Zu Beginn des Spiels wird uns in einer Zwischensequenz eben diese Ausgangsgeschichte erzählt. Der spannende Plot lässt uns aufhorchen und bindet uns an den Controller, auf dass sich das Abenteuer vor uns entfalten möge. Das rund 8 Gigabyte große Spiel lässt uns im Anschluss aus vier Schwierigkeitsgraden wählen – einfach für die Anfänger, normal und schwer für die Fortgeschrittenen und Extrem für all jene, die eine Herausforderung suchen.

Ist das erledigt, lässt uns der Charakter-Editor das Gesicht Zachariahs geringfügig anpassen. Wer jetzt einen umfassenden Editor wie in Fallout 4 erwartet, wird enttäuscht. Lediglich aus einer vorgegebenen Anzahl aus Hautfarbe, Augen, Haare und Gesichtern können wir wählen.

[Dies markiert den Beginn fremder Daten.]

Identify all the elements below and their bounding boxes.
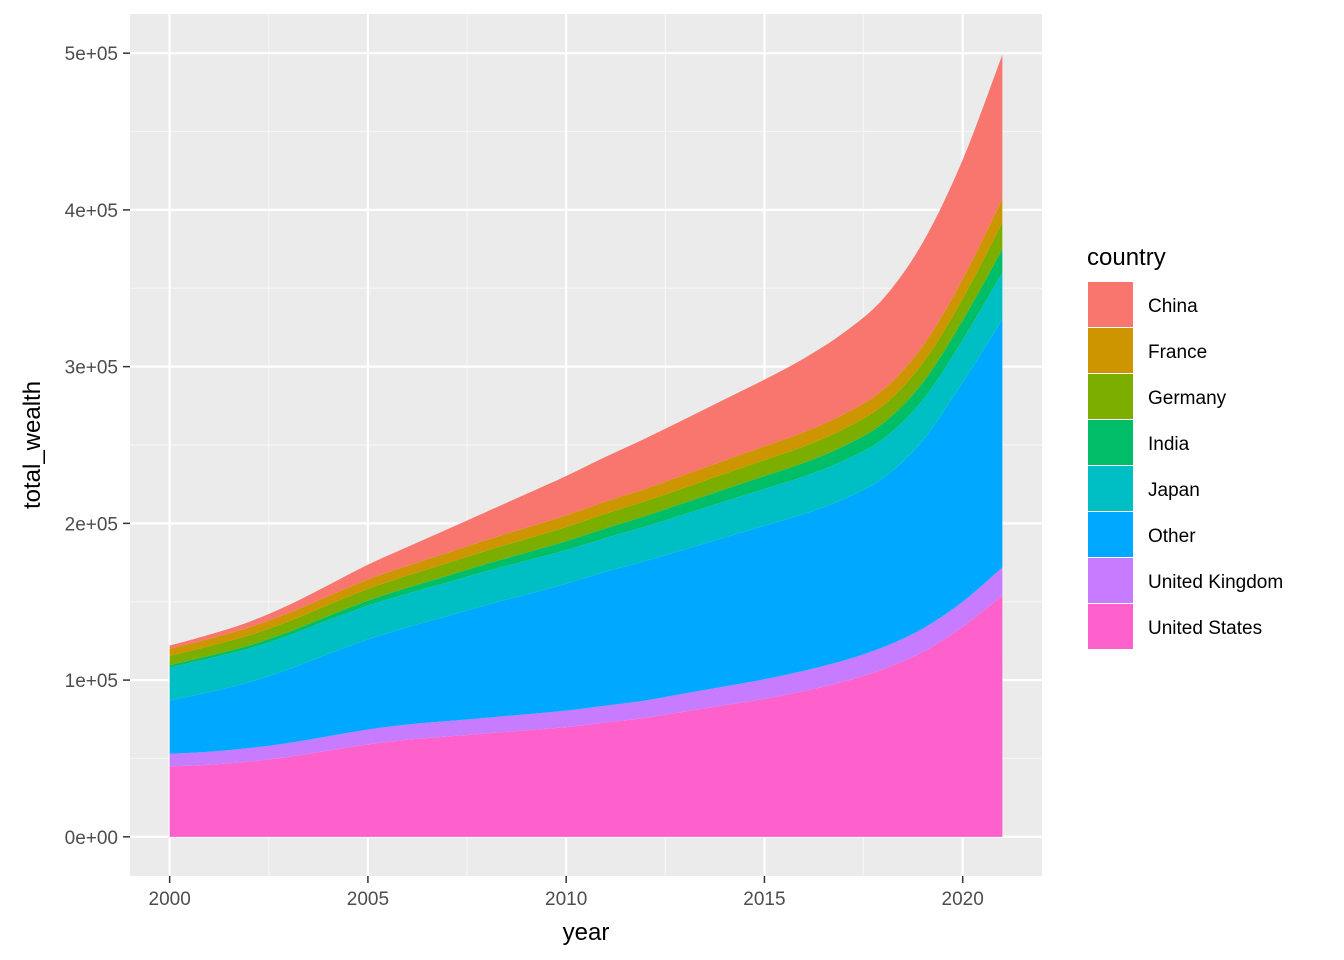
area-germany — [169, 222, 1003, 666]
x-tick-label: 2005 — [347, 889, 389, 910]
stacked-areas — [169, 54, 1003, 837]
x-axis-title: year — [563, 919, 610, 946]
legend-key-other — [1088, 512, 1133, 557]
legend-label-other: Other — [1148, 526, 1196, 547]
area-china — [169, 54, 1003, 649]
area-france — [169, 198, 1003, 656]
x-tick-label: 2020 — [942, 889, 984, 910]
x-tick-label: 2015 — [743, 889, 785, 910]
legend-label-japan: Japan — [1148, 480, 1200, 501]
legend-key-united-states — [1088, 604, 1133, 649]
legend-label-germany: Germany — [1148, 388, 1227, 409]
legend-key-india — [1088, 420, 1133, 465]
y-tick-label: 5e+05 — [65, 44, 118, 65]
legend-label-france: France — [1148, 342, 1207, 363]
legend-title: country — [1087, 244, 1166, 271]
y-tick-label: 1e+05 — [65, 671, 118, 692]
legend-key-china — [1088, 282, 1133, 327]
x-axis: 2000 2005 2010 2015 2020 — [149, 876, 984, 910]
area-other — [169, 319, 1003, 754]
y-tick-label: 4e+05 — [65, 201, 118, 222]
area-united-kingdom — [169, 567, 1003, 767]
legend-key-japan — [1088, 466, 1133, 511]
legend: country China France Germany India Japan Othe… — [1087, 244, 1283, 649]
legend-label-united-states: United States — [1148, 618, 1262, 639]
y-axis-title: total_wealth — [19, 381, 46, 509]
area-united-states — [169, 595, 1003, 837]
legend-key-united-kingdom — [1088, 558, 1133, 603]
legend-key-france — [1088, 328, 1133, 373]
y-axis: 0e+00 1e+05 2e+05 3e+05 4e+05 5e+05 — [65, 44, 130, 849]
legend-label-united-kingdom: United Kingdom — [1148, 572, 1283, 593]
y-tick-label: 3e+05 — [65, 358, 118, 379]
legend-label-china: China — [1148, 296, 1198, 317]
area-india — [169, 249, 1003, 668]
x-tick-label: 2000 — [149, 889, 191, 910]
legend-key-germany — [1088, 374, 1133, 419]
area-japan — [169, 272, 1003, 701]
y-tick-label: 0e+00 — [65, 828, 118, 849]
legend-label-india: India — [1148, 434, 1190, 455]
x-tick-label: 2010 — [545, 889, 587, 910]
y-tick-label: 2e+05 — [65, 514, 118, 535]
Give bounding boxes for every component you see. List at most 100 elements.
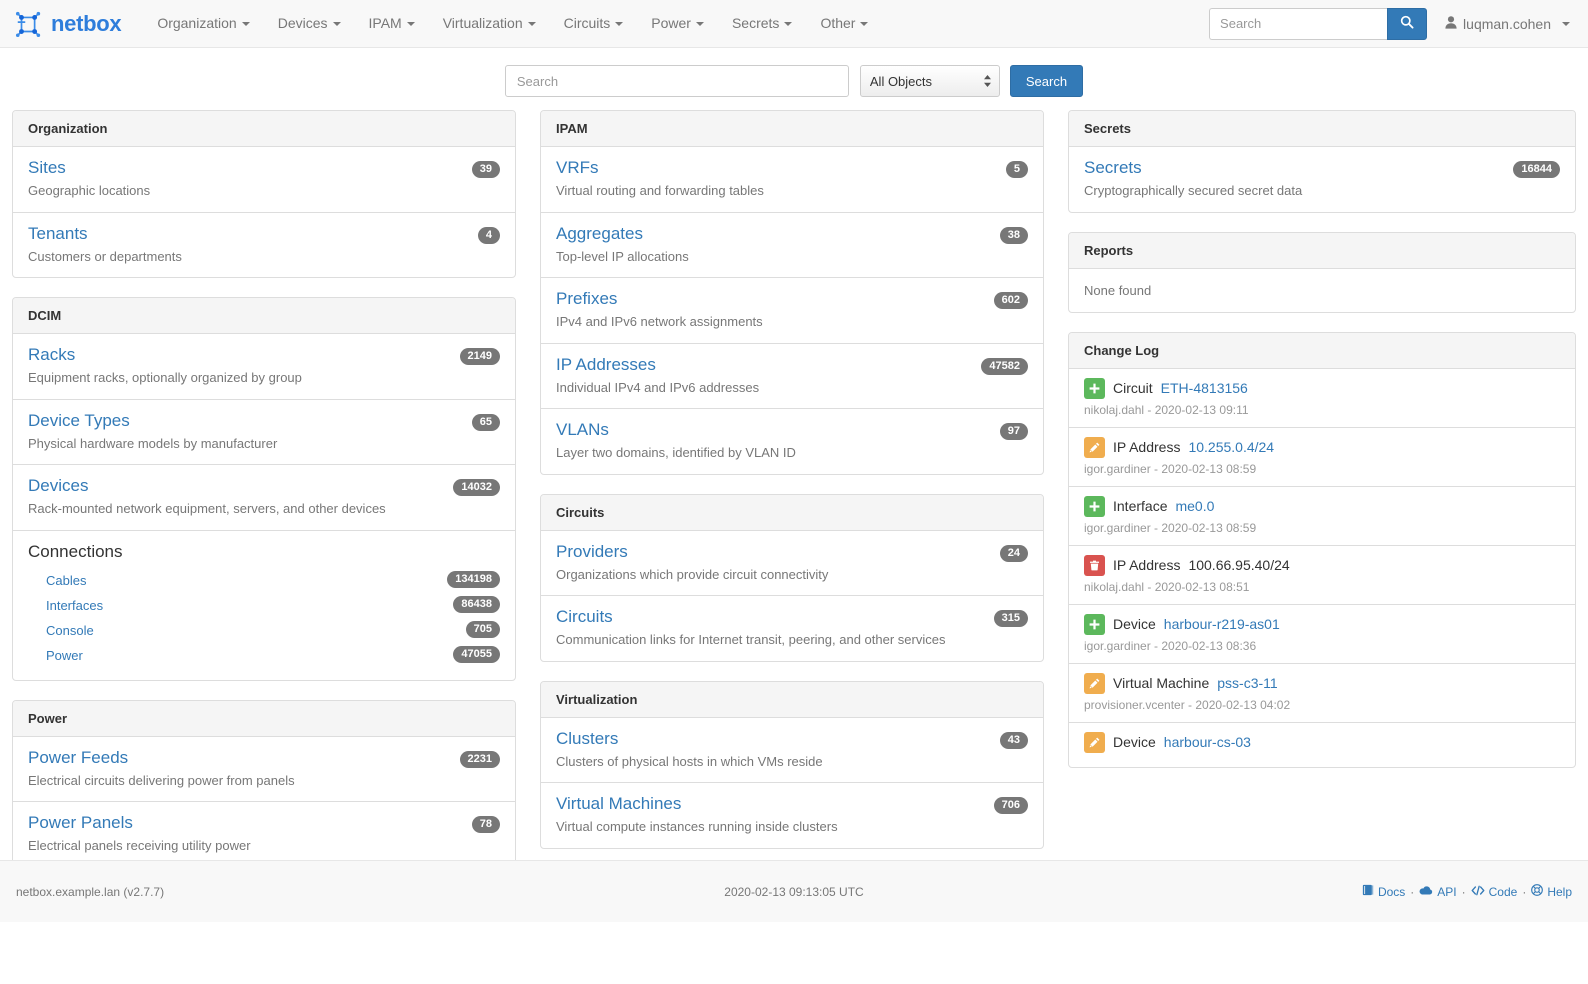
link-devices[interactable]: Devices [28, 476, 89, 496]
link-vrfs[interactable]: VRFs [556, 158, 599, 177]
link-device-types[interactable]: Device Types [28, 410, 130, 430]
link-power-feeds[interactable]: Power Feeds [28, 747, 129, 767]
link-tenants[interactable]: Tenants [28, 223, 88, 243]
link-virtual-machines[interactable]: Virtual Machines [556, 794, 682, 814]
badge-virtual-machines-count: 706 [993, 797, 1028, 815]
badge-vlans-count: 97 [999, 423, 1028, 441]
nav-label-ipam: IPAM [368, 15, 402, 31]
brand-logo-link[interactable]: netbox [14, 9, 122, 39]
panel-ipam: IPAM VRFs 5 Virtual routing and forwardi… [540, 110, 1044, 475]
navbar-search-group [1209, 7, 1428, 40]
link-secrets[interactable]: Secrets [1084, 158, 1142, 177]
column-middle: IPAM VRFs 5 Virtual routing and forwardi… [540, 110, 1044, 868]
changelog-row[interactable]: IP Address 10.255.0.4/24 igor.gardiner -… [1069, 428, 1575, 487]
changelog-object-link[interactable]: ETH-4813156 [1160, 380, 1248, 397]
list-item-power[interactable]: Power 47055 [46, 643, 500, 668]
dashboard-grid: Organization Sites 39 Geographic locatio… [0, 110, 1588, 887]
link-sites[interactable]: Sites [28, 158, 66, 177]
nav-menu-circuits[interactable]: Circuits [550, 0, 638, 47]
link-power-panels[interactable]: Power Panels [28, 813, 133, 833]
chevron-down-icon [695, 22, 704, 27]
global-search-button[interactable]: Search [1009, 65, 1084, 97]
badge-power-feeds-count: 2231 [459, 750, 500, 768]
row-aggregates[interactable]: Aggregates 38 Top-level IP allocations [541, 213, 1043, 279]
row-device-types[interactable]: Device Types 65 Physical hardware models… [13, 400, 515, 466]
nav-menu-other[interactable]: Other [806, 0, 882, 47]
link-console[interactable]: Console [46, 622, 94, 638]
row-providers[interactable]: Providers 24 Organizations which provide… [541, 531, 1043, 597]
row-racks[interactable]: Racks 2149 Equipment racks, optionally o… [13, 334, 515, 400]
row-power-panels[interactable]: Power Panels 78 Electrical panels receiv… [13, 802, 515, 867]
link-providers[interactable]: Providers [556, 541, 628, 561]
link-power-connections[interactable]: Power [46, 647, 83, 663]
changelog-row[interactable]: Virtual Machine pss-c3-11 provisioner.vc… [1069, 664, 1575, 723]
changelog-object-link[interactable]: pss-c3-11 [1217, 675, 1278, 692]
list-item-console[interactable]: Console 705 [46, 618, 500, 643]
row-circuits[interactable]: Circuits 315 Communication links for Int… [541, 596, 1043, 661]
badge-circuits-count: 315 [993, 610, 1028, 628]
row-devices[interactable]: Devices 14032 Rack-mounted network equip… [13, 465, 515, 531]
nav-label-organization: Organization [157, 15, 237, 31]
list-item-cables[interactable]: Cables 134198 [46, 568, 500, 593]
chevron-down-icon [332, 22, 341, 27]
nav-menu-devices[interactable]: Devices [264, 0, 355, 47]
panel-title-secrets: Secrets [1069, 111, 1575, 147]
nav-menu-organization[interactable]: Organization [143, 0, 263, 47]
changelog-object-link[interactable]: 10.255.0.4/24 [1188, 439, 1275, 456]
row-vrfs[interactable]: VRFs 5 Virtual routing and forwarding ta… [541, 147, 1043, 213]
desc-circuits: Communication links for Internet transit… [556, 632, 946, 648]
changelog-line-primary: IP Address 10.255.0.4/24 [1084, 436, 1560, 458]
navbar-search-input[interactable] [1209, 7, 1388, 40]
panel-organization: Organization Sites 39 Geographic locatio… [12, 110, 516, 279]
link-interfaces[interactable]: Interfaces [46, 597, 104, 613]
row-secrets[interactable]: Secrets 16844 Cryptographically secured … [1069, 147, 1575, 212]
row-sites[interactable]: Sites 39 Geographic locations [13, 147, 515, 213]
changelog-object-link[interactable]: harbour-r219-as01 [1163, 616, 1280, 633]
chevron-down-icon [1562, 21, 1570, 26]
row-virtual-machines[interactable]: Virtual Machines 706 Virtual compute ins… [541, 783, 1043, 848]
plus-icon [1084, 495, 1105, 517]
link-prefixes[interactable]: Prefixes [556, 289, 618, 309]
row-ip-addresses[interactable]: IP Addresses 47582 Individual IPv4 and I… [541, 344, 1043, 410]
link-racks[interactable]: Racks [28, 345, 76, 365]
panel-title-reports: Reports [1069, 232, 1575, 269]
row-power-feeds[interactable]: Power Feeds 2231 Electrical circuits del… [13, 737, 515, 803]
footer-label-docs: Docs [1377, 884, 1406, 899]
changelog-row[interactable]: Device harbour-cs-03 [1069, 723, 1575, 767]
user-menu[interactable]: luqman.cohen [1445, 16, 1574, 32]
link-ip-addresses[interactable]: IP Addresses [556, 354, 656, 374]
nav-menu-secrets[interactable]: Secrets [718, 0, 806, 47]
row-vlans[interactable]: VLANs 97 Layer two domains, identified b… [541, 409, 1043, 474]
changelog-row[interactable]: IP Address 100.66.95.40/24 nikolaj.dahl … [1069, 546, 1575, 605]
nav-menu-virtualization[interactable]: Virtualization [429, 0, 550, 47]
link-cables[interactable]: Cables [46, 572, 87, 588]
global-search-input[interactable] [504, 65, 849, 97]
nav-menu-ipam[interactable]: IPAM [355, 0, 429, 47]
link-aggregates[interactable]: Aggregates [556, 223, 643, 243]
nav-label-devices: Devices [277, 15, 328, 31]
footer-link-code[interactable]: Code [1471, 885, 1517, 899]
footer-link-docs[interactable]: Docs [1362, 884, 1405, 899]
footer-link-api[interactable]: API [1419, 885, 1457, 899]
page-footer: netbox.example.lan (v2.7.7) 2020-02-13 0… [0, 860, 1588, 922]
changelog-row[interactable]: Circuit ETH-4813156 nikolaj.dahl - 2020-… [1069, 369, 1575, 428]
link-vlans[interactable]: VLANs [556, 420, 609, 440]
link-circuits[interactable]: Circuits [556, 607, 613, 627]
footer-link-help[interactable]: Help [1531, 884, 1572, 899]
object-scope-select[interactable]: All Objects [859, 65, 1000, 97]
changelog-row[interactable]: Interface me0.0 igor.gardiner - 2020-02-… [1069, 487, 1575, 546]
row-tenants[interactable]: Tenants 4 Customers or departments [13, 213, 515, 278]
changelog-row[interactable]: Device harbour-r219-as01 igor.gardiner -… [1069, 605, 1575, 664]
connections-block: Connections Cables 134198 Interfaces 864… [13, 531, 515, 680]
top-navbar: netbox Organization Devices IPAM Virtual… [0, 0, 1588, 48]
list-item-interfaces[interactable]: Interfaces 86438 [46, 593, 500, 618]
changelog-object-link[interactable]: me0.0 [1175, 498, 1215, 515]
navbar-search-button[interactable] [1387, 7, 1428, 40]
link-clusters[interactable]: Clusters [556, 728, 619, 748]
row-prefixes[interactable]: Prefixes 602 IPv4 and IPv6 network assig… [541, 278, 1043, 344]
panel-title-virtualization: Virtualization [541, 681, 1043, 718]
changelog-object-link[interactable]: harbour-cs-03 [1163, 734, 1251, 751]
column-right: Secrets Secrets 16844 Cryptographically … [1068, 110, 1576, 787]
row-clusters[interactable]: Clusters 43 Clusters of physical hosts i… [541, 718, 1043, 784]
nav-menu-power[interactable]: Power [637, 0, 718, 47]
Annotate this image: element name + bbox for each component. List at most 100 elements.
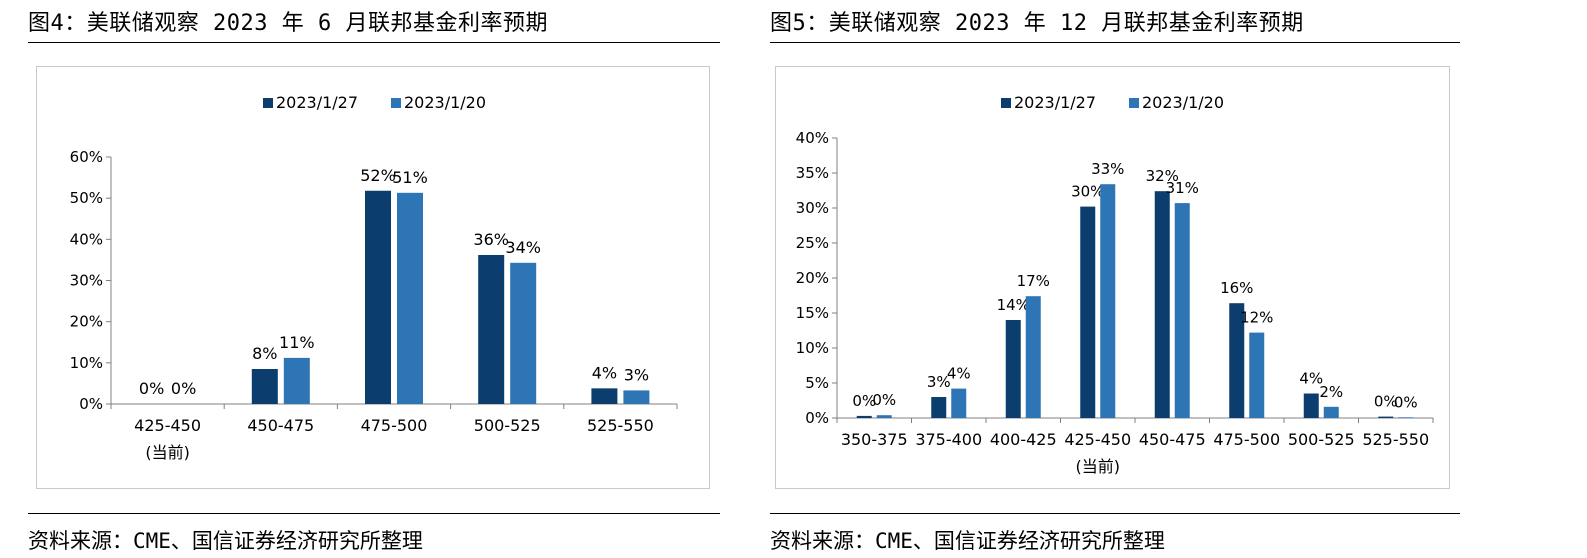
bar — [251, 369, 278, 404]
bar — [1398, 417, 1414, 418]
bar-chart: 2023/1/27 2023/1/20 0% 5% 10% 15% 20% 25% 30% 35%… — [796, 93, 1434, 476]
x-tick-label: 450-475 — [247, 416, 314, 435]
x-tick-label: 425-450 — [134, 416, 201, 435]
y-tick-label: 30% — [70, 272, 103, 290]
figure-5: 图5：美联储观察 2023 年 12 月联邦基金利率预期 2023/1/27 20… — [770, 0, 1460, 558]
data-label: 0% — [139, 379, 164, 398]
x-tick-label: 450-475 — [1139, 430, 1206, 449]
bar — [1080, 206, 1096, 418]
source-note: 资料来源：CME、国信证券经济研究所整理 — [28, 529, 423, 553]
y-tick-label: 40% — [70, 230, 103, 248]
data-label: 33% — [1091, 160, 1124, 178]
bar — [397, 192, 423, 404]
x-tick-label: 500-525 — [474, 416, 541, 435]
bar — [283, 357, 310, 404]
figure-4: 图4：美联储观察 2023 年 6 月联邦基金利率预期 2023/1/27 202… — [28, 0, 720, 558]
title-rule — [28, 42, 720, 43]
data-label: 0% — [872, 391, 896, 409]
bar — [478, 254, 505, 404]
bar — [591, 388, 618, 404]
bar — [1154, 191, 1170, 418]
data-label: 2% — [1319, 383, 1343, 401]
x-tick-label: 500-525 — [1288, 430, 1355, 449]
source-note: 资料来源：CME、国信证券经济研究所整理 — [770, 529, 1165, 553]
y-tick-label: 20% — [70, 313, 103, 331]
source-rule — [770, 513, 1460, 514]
bar — [1100, 184, 1116, 418]
x-tick-label: 525-550 — [1362, 430, 1429, 449]
data-label: 36% — [473, 230, 509, 249]
data-label: 31% — [1166, 179, 1199, 197]
y-tick-label: 0% — [805, 409, 829, 427]
data-label: 32% — [1146, 167, 1179, 185]
bar — [365, 190, 391, 404]
x-tick-label: 375-400 — [915, 430, 982, 449]
bar — [951, 388, 967, 418]
legend-swatch — [263, 98, 273, 108]
bar — [931, 397, 947, 418]
title-rule — [770, 42, 1460, 43]
data-label: 52% — [360, 166, 396, 185]
data-label: 3% — [927, 373, 951, 391]
bar — [1378, 416, 1394, 418]
data-label: 0% — [1374, 393, 1398, 411]
data-label: 0% — [171, 379, 196, 398]
data-label: 30% — [1071, 183, 1104, 201]
x-tick-label: 525-550 — [587, 416, 654, 435]
data-label: 17% — [1017, 272, 1050, 290]
y-tick-label: 35% — [796, 164, 829, 182]
bar — [1229, 303, 1245, 418]
data-label: 14% — [997, 296, 1030, 314]
data-label: 0% — [1394, 393, 1418, 411]
data-label: 3% — [624, 365, 649, 384]
legend-swatch — [391, 98, 401, 108]
y-tick-label: 25% — [796, 234, 829, 252]
data-label: 0% — [852, 392, 876, 410]
data-label: 4% — [1299, 370, 1323, 388]
y-tick-label: 20% — [796, 269, 829, 287]
legend-label: 2023/1/20 — [404, 93, 486, 112]
legend-label: 2023/1/27 — [1014, 93, 1096, 112]
bar — [1323, 406, 1339, 418]
y-tick-label: 60% — [70, 148, 103, 166]
data-label: 34% — [505, 238, 541, 257]
legend-label: 2023/1/27 — [276, 93, 358, 112]
legend-swatch — [1129, 98, 1139, 108]
data-label: 12% — [1240, 309, 1273, 327]
bar-chart: 2023/1/27 2023/1/20 0% 10% 20% 30% 40% 50% 60% 0%… — [70, 93, 678, 462]
data-label: 8% — [252, 344, 277, 363]
x-tick-label: 425-450 — [1064, 430, 1131, 449]
legend-label: 2023/1/20 — [1142, 93, 1224, 112]
data-label: 51% — [392, 168, 428, 187]
bar — [1303, 393, 1319, 418]
bar — [876, 415, 892, 418]
data-label: 4% — [592, 363, 617, 382]
x-tick-sublabel: (当前) — [145, 443, 190, 462]
chart-frame: 2023/1/27 2023/1/20 0% 5% 10% 15% 20% 25% 30% 35%… — [775, 66, 1450, 489]
y-tick-label: 10% — [70, 354, 103, 372]
x-tick-label: 475-500 — [1213, 430, 1280, 449]
bar — [1174, 203, 1190, 418]
y-tick-label: 50% — [70, 189, 103, 207]
data-label: 4% — [947, 365, 971, 383]
bar — [1025, 296, 1041, 418]
x-tick-sublabel: (当前) — [1076, 457, 1121, 476]
bar — [856, 415, 872, 418]
bar — [510, 262, 537, 404]
figure-title: 图4：美联储观察 2023 年 6 月联邦基金利率预期 — [28, 11, 548, 36]
chart-frame: 2023/1/27 2023/1/20 0% 10% 20% 30% 40% 50% 60% 0%… — [36, 66, 710, 489]
y-tick-label: 0% — [79, 395, 103, 413]
y-tick-label: 40% — [796, 129, 829, 147]
figure-title: 图5：美联储观察 2023 年 12 月联邦基金利率预期 — [770, 11, 1304, 36]
bar — [1249, 332, 1265, 418]
x-tick-label: 400-425 — [990, 430, 1057, 449]
bar — [623, 390, 650, 404]
bar — [1005, 320, 1021, 418]
data-label: 11% — [279, 333, 315, 352]
y-tick-label: 30% — [796, 199, 829, 217]
y-tick-label: 5% — [805, 374, 829, 392]
legend-swatch — [1001, 98, 1011, 108]
y-tick-label: 10% — [796, 339, 829, 357]
x-tick-label: 475-500 — [361, 416, 428, 435]
data-label: 16% — [1220, 279, 1253, 297]
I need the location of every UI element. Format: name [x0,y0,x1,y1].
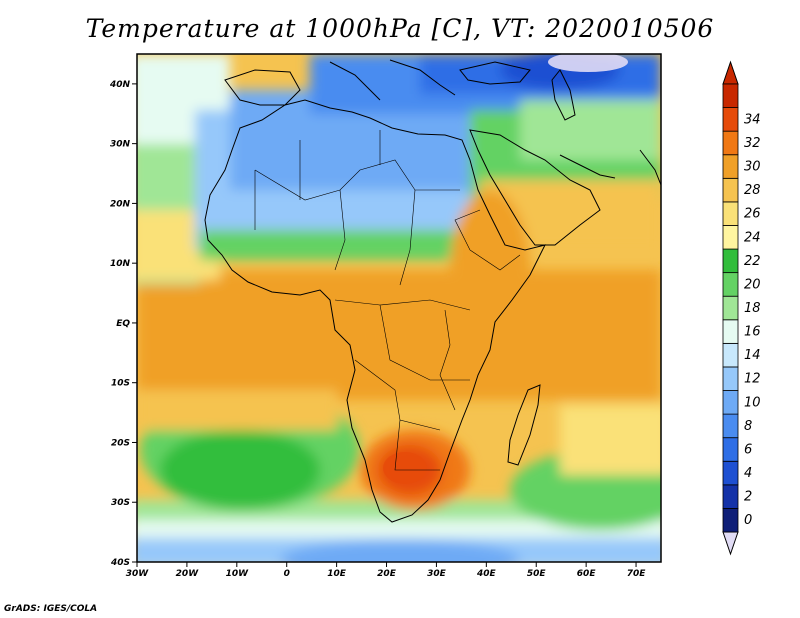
colorbar-segment [722,437,739,462]
colorbar-label: 12 [744,372,761,387]
field-equatorial [137,270,661,400]
colorbar-segment [722,366,739,391]
coastline-italy-balkans [329,59,456,101]
lat-tick-label: 20N [110,199,131,209]
colorbar-label: 26 [744,207,761,222]
lat-tick-label: 10N [110,259,131,269]
colorbar-segment [722,225,739,250]
colorbar-label: 32 [744,136,761,151]
colorbar-segment [722,248,739,274]
field-iran [520,100,661,160]
lon-tick-label: 30E [427,569,447,579]
lon-tick-label: 0 [284,569,290,579]
lon-tick-label: 40E [476,569,497,579]
colorbar-label: 8 [744,419,752,434]
lat-tick-label: 30N [110,140,131,150]
colorbar-label: 6 [744,442,752,457]
lat-tick-label: 40S [110,558,130,568]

Das Spielgeschehen beginnt mit einem Tutorial, indem wir in der Polizeischule der Technomancer die drei unterschiedlichen Kampfstile erlernen und gezeigt bekommen, wie die Kämpfe im Spiel ablaufen.

3 STERNE

Gameplay

The Technomancer ist ein Action-Rollenspiel, indem wir ganz genretypisch Quests absolvieren, Items sammeln, unsere Charakterwerte aufleveln und gegen zahlreiche Gegner und Bosse bestehen müssen.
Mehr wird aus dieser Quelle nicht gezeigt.